Invece c’è un brano più rappresentativo o che racconta al meglio l’idea dietro The Fermi Paradox?
Il brano più in formato canzone, seppur molto lunga, é Human Being, che chiude l’album ed é composto dal musicista e compositore tuareg Faris Amine, in arte Farees, assieme a David Rhodes che ne ha curato la prima base di arrangiamento.
Ma per me forse il più rappresentativo é lo strumentale Asteroid Belt che abbiamo creato di getto io, David, Roger Ludvigsen e il compianto Paolo Vinaccia.
L’idea era in questo caso dare un senso “spaziale” alla musica, sfruttando elettrica e acustica e molto poco l’elettronica, si crea un gioco di intersezioni ritmiche che mi hanno sempre colpito. Ricordo anche le tante frasi composte per il progetto dall’amico griot dal grandissimo spessore umano e musicale Gabin Dabiré.

Come vi ponete nella corsa allo spazio che in tanti stanno cercando di compiere in questi ultimi anni?
Riguardo i telescopi in orbita come il JWST con il suo sistema MIRI ne pensiamo molto bene, possono effettivamente permetterci di capire meglio le situazioni ambientali di pianeti molto lontani.
Un po’ meno bene pensiamo di quello che sembra essere diventato un feudo personale tra Musk e Bezos, con situazioni che sembrano spesso finanziate e lanciate più per risvolti mediatici che altro. Ricordiamo che raggiungere Marte risulta comunque un piccolo passo rispetto alle distanze che ci separano dagli altri pianeti del sistema solare, per non parlare delle stelle “vicine”.

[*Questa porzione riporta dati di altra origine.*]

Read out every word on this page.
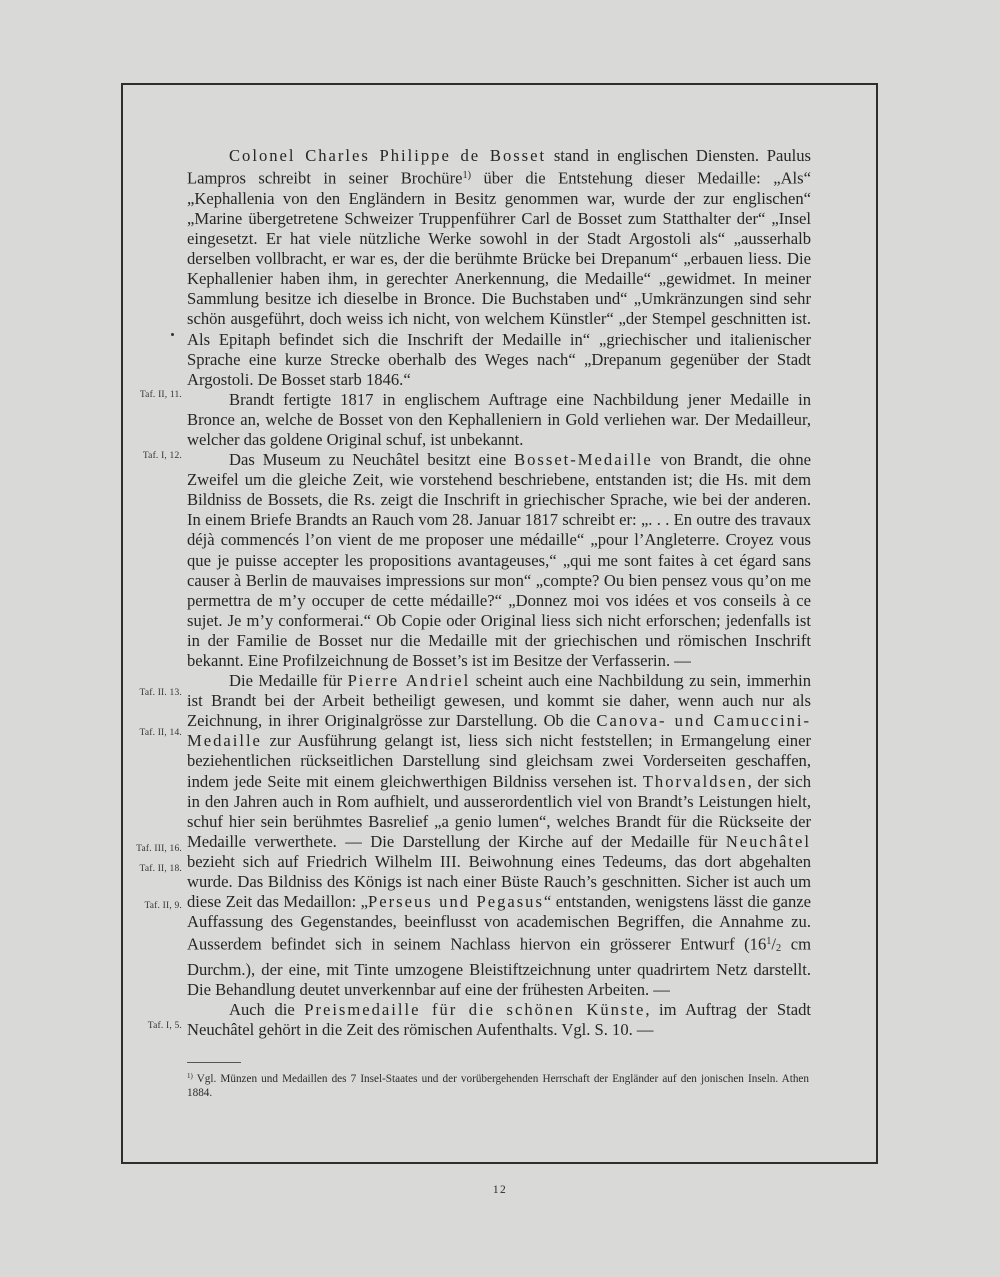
Colonel Charles Philippe de Bosset stand in englischen Diensten. Paulus Lampros schreibt in seiner Brochüre$^{1)}$ über die Entstehung dieser Medaille: „Als“ „Kephallenia von den Engländern in Besitz genommen war, wurde der zur englischen“ „Marine übergetretene Schweizer Truppenführer Carl de Bosset zum Statthalter der“ „Insel eingesetzt. Er hat viele nützliche Werke sowohl in der Stadt Argostoli als“ „ausserhalb derselben vollbracht, er war es, der die berühmte Brücke bei Drepanum“ „erbauen liess. Die Kephallenier haben ihm, in gerechter Anerkennung, die Medaille“ „gewidmet. In meiner Sammlung besitze ich dieselbe in Bronce. Die Buchstaben und“ „Umkränzungen sind sehr schön ausgeführt, doch weiss ich nicht, von welchem Künstler“ „der Stempel geschnitten ist. Als Epitaph befindet sich die Inschrift der Medaille in“ „griechischer und italienischer Sprache eine kurze Strecke oberhalb des Weges nach“ „Drepanum gegenüber der Stadt Argostoli. De Bosset starb 1846.“

Brandt fertigte 1817 in englischem Auftrage eine Nachbildung jener Medaille in Bronce an, welche de Bosset von den Kephalleniern in Gold verliehen war. Der Medailleur, welcher das goldene Original schuf, ist unbekannt.

Das Museum zu Neuchâtel besitzt eine Bosset-Medaille von Brandt, die ohne Zweifel um die gleiche Zeit, wie vorstehend beschriebene, entstanden ist; die Hs. mit dem Bildniss de Bossets, die Rs. zeigt die Inschrift in griechischer Sprache, wie bei der anderen. In einem Briefe Brandts an Rauch vom 28. Januar 1817 schreibt er: „. . . En outre des travaux déjà commencés l’on vient de me proposer une médaille“ „pour l’Angleterre. Croyez vous que je puisse accepter les propositions avantageuses,“ „qui me sont faites à cet égard sans causer à Berlin de mauvaises impressions sur mon“ „compte? Ou bien pensez vous qu’on me permettra de m’y occuper de cette médaille?“ „Donnez moi vos idées et vos conseils à ce sujet. Je m’y conformerai.“ Ob Copie oder Original liess sich nicht erforschen; jedenfalls ist in der Familie de Bosset nur die Medaille mit der griechischen und römischen Inschrift bekannt. Eine Profilzeichnung de Bosset’s ist im Besitze der Verfasserin. —

Die Medaille für Pierre Andriel scheint auch eine Nachbildung zu sein, immerhin ist Brandt bei der Arbeit betheiligt gewesen, und kommt sie daher, wenn auch nur als Zeichnung, in ihrer Originalgrösse zur Darstellung. Ob die Canova- und Camuccini-Medaille zur Ausführung gelangt ist, liess sich nicht feststellen; in Ermangelung einer beziehentlichen rückseitlichen Darstellung sind gleichsam zwei Vorderseiten geschaffen, indem jede Seite mit einem gleichwerthigen Bildniss versehen ist. Thorvaldsen, der sich in den Jahren auch in Rom aufhielt, und ausserordentlich viel von Brandt’s Leistungen hielt, schuf hier sein berühmtes Basrelief „a genio lumen“, welches Brandt für die Rückseite der Medaille verwerthete. — Die Darstellung der Kirche auf der Medaille für Neuchâtel bezieht sich auf Friedrich Wilhelm III. Beiwohnung eines Tedeums, das dort abgehalten wurde. Das Bildniss des Königs ist nach einer Büste Rauch’s geschnitten. Sicher ist auch um diese Zeit das Medaillon: „Perseus und Pegasus“ entstanden, wenigstens lässt die ganze Auffassung des Gegenstandes, beeinflusst von academischen Begriffen, die Annahme zu. Ausserdem befindet sich in seinem Nachlass hiervon ein grösserer Entwurf ($16^1/2$ cm Durchm.), der eine, mit Tinte umzogene Bleistiftzeichnung unter quadrirtem Netz darstellt. Die Behandlung deutet unverkennbar auf eine der frühesten Arbeiten. —

Auch die Preismedaille für die schönen Künste, im Auftrag der Stadt Neuchâtel gehört in die Zeit des römischen Aufenthalts. Vgl. S. 10. —

Taf. II, 11.
Taf. I, 12.
Taf. II. 13.
Taf. II, 14.
Taf. III, 16.
Taf. II, 18.
Taf. II, 9.
Taf. I, 5.
$^{1)}$ Vgl. Münzen und Medaillen des 7 Insel-Staates und der vorübergehenden Herrschaft der Engländer auf den jonischen Inseln. Athen 1884.
12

Per fare un paragone: il viaggio Terra-Marte (circa 56 milioni di km nella configurazione più favorevole) é comunque un decimo o meno di quanto servirebbe a raggiungere Giove (che può arrivare a 600 milioni di km), quindi quasi dieci anni di viaggio aldilà delle problematiche energetiche. Se equiparassimo questo percorso alla distanza di due fermate in metropolitana, e volessimo arrivare invece anche solo alla stella più vicina a noi, Proxima Centauri (a 4,2 anni luce, cioè circa 40.000 miliardi di km), sarebbe come tentare un viaggio da Milano… a Sydney a piedi, avanti e indietro migliaia di volte.
Quindi sì possiamo trovare esopianeti favorevoli, ma siamo comunque lontanissimi dalla possibilità di poterli raggiungere.

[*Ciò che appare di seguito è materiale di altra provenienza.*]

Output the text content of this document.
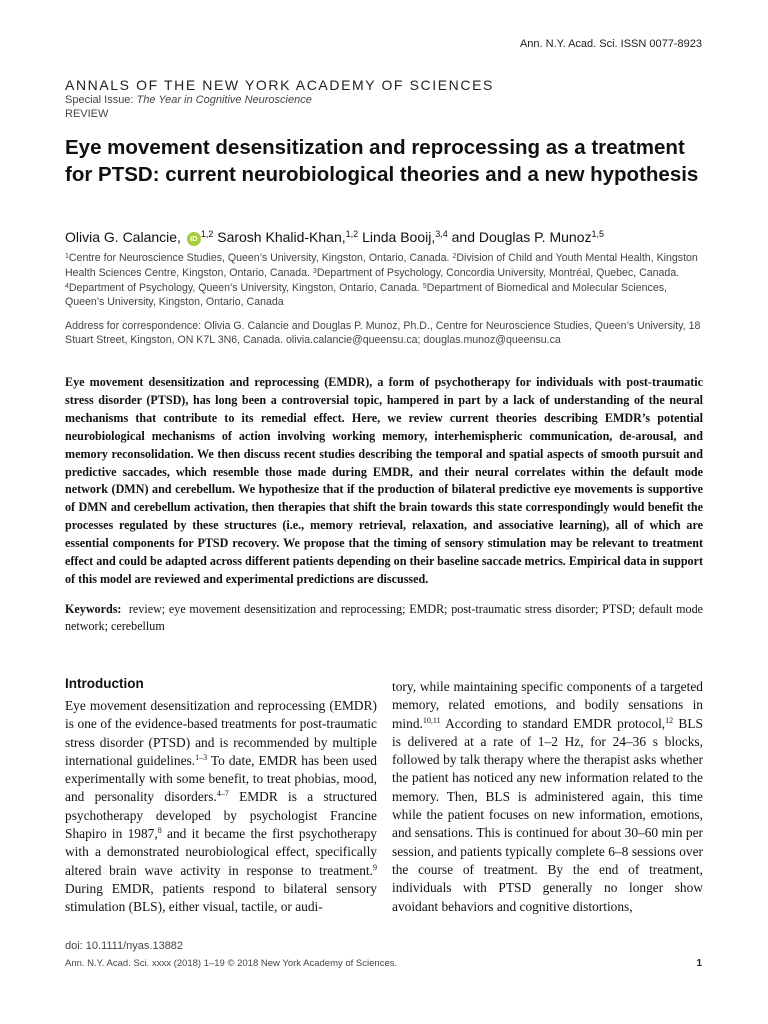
Ann. N.Y. Acad. Sci. ISSN 0077-8923
ANNALS OF THE NEW YORK ACADEMY OF SCIENCES
Special Issue: The Year in Cognitive Neuroscience
REVIEW
Eye movement desensitization and reprocessing as a treatment for PTSD: current neurobiological theories and a new hypothesis
Olivia G. Calancie, iD $^{1,2}$ Sarosh Khalid-Khan,$^{1,2}$ Linda Booij,$^{3,4}$ and Douglas P. Munoz$^{1,5}$
$^1$Centre for Neuroscience Studies, Queen’s University, Kingston, Ontario, Canada. $^2$Division of Child and Youth Mental Health, Kingston Health Sciences Centre, Kingston, Ontario, Canada. $^3$Department of Psychology, Concordia University, Montréal, Quebec, Canada. $^4$Department of Psychology, Queen’s University, Kingston, Ontario, Canada. $^5$Department of Biomedical and Molecular Sciences, Queen’s University, Kingston, Ontario, Canada
Address for correspondence: Olivia G. Calancie and Douglas P. Munoz, Ph.D., Centre for Neuroscience Studies, Queen’s University, 18 Stuart Street, Kingston, ON K7L 3N6, Canada. olivia.calancie@queensu.ca; douglas.munoz@queensu.ca

Eye movement desensitization and reprocessing (EMDR), a form of psychotherapy for individuals with post-traumatic stress disorder (PTSD), has long been a controversial topic, hampered in part by a lack of understanding of the neural mechanisms that contribute to its remedial effect. Here, we review current theories describing EMDR’s potential neurobiological mechanisms of action involving working memory, interhemispheric communication, de-arousal, and memory reconsolidation. We then discuss recent studies describing the temporal and spatial aspects of smooth pursuit and predictive saccades, which resemble those made during EMDR, and their neural correlates within the default mode network (DMN) and cerebellum. We hypothesize that if the production of bilateral predictive eye movements is supportive of DMN and cerebellum activation, then therapies that shift the brain towards this state correspondingly would benefit the processes regulated by these structures (i.e., memory retrieval, relaxation, and associative learning), all of which are essential components for PTSD recovery. We propose that the timing of sensory stimulation may be relevant to treatment effect and could be adapted across different patients depending on their baseline saccade metrics. Empirical data in support of this model are reviewed and experimental predictions are discussed.

Keywords: review; eye movement desensitization and reprocessing; EMDR; post-traumatic stress disorder; PTSD; default mode network; cerebellum

Introduction

Eye movement desensitization and reprocessing (EMDR) is one of the evidence-based treatments for post-traumatic stress disorder (PTSD) and is recommended by multiple international guidelines.$^{1-3}$ To date, EMDR has been used experimentally with some benefit, to treat phobias, mood, and personality disorders.$^{4-7}$ EMDR is a structured psychotherapy developed by psychologist Francine Shapiro in 1987,$^8$ and it became the first psychotherapy with a demonstrated neurobiological effect, specifically altered brain wave activity in response to treatment.$^9$ During EMDR, patients respond to bilateral sensory stimulation (BLS), either visual, tactile, or audi-

tory, while maintaining specific components of a targeted memory, related emotions, and bodily sensations in mind.$^{10,11}$ According to standard EMDR protocol,$^{12}$ BLS is delivered at a rate of 1–2 Hz, for 24–36 s blocks, followed by talk therapy where the therapist asks whether the patient has noticed any new information related to the memory. Then, BLS is administered again, this time while the patient focuses on new information, emotions, and sensations. This is continued for about 30–60 min per session, and patients typically complete 6–8 sessions over the course of treatment. By the end of treatment, individuals with PTSD generally no longer show avoidant behaviors and cognitive distortions,

doi: 10.1111/nyas.13882
Ann. N.Y. Acad. Sci. xxxx (2018) 1–19 © 2018 New York Academy of Sciences.	1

C’è un qualcosa in particolare che sperate possa emergere?
E’ sempre bello trovare esopianeti che ospitino o possano ospitare la vita, ma al momento siamo appunto limitatissimi, lontanissimi dal poterli raggiungere.
Il rischio é che se non trattiamo bene il nostro pianeta si arriverà ad una situazione di stallo e quindi regressione, la nostra civiltà in quel caso collasserebbe e non ci sarebbe quindi alcuna probabilità di arrivare ad uno sviluppo tale da poter superare distanze al momento e forse per sempre assolutamente invalicabili.
Oltre alle date di maggio, ci saranno altre occasioni per vedervi live?
Sì, in Italia torneremo il 13 Luglio per un bel festival world alla foce del Rubicone, in Romagna.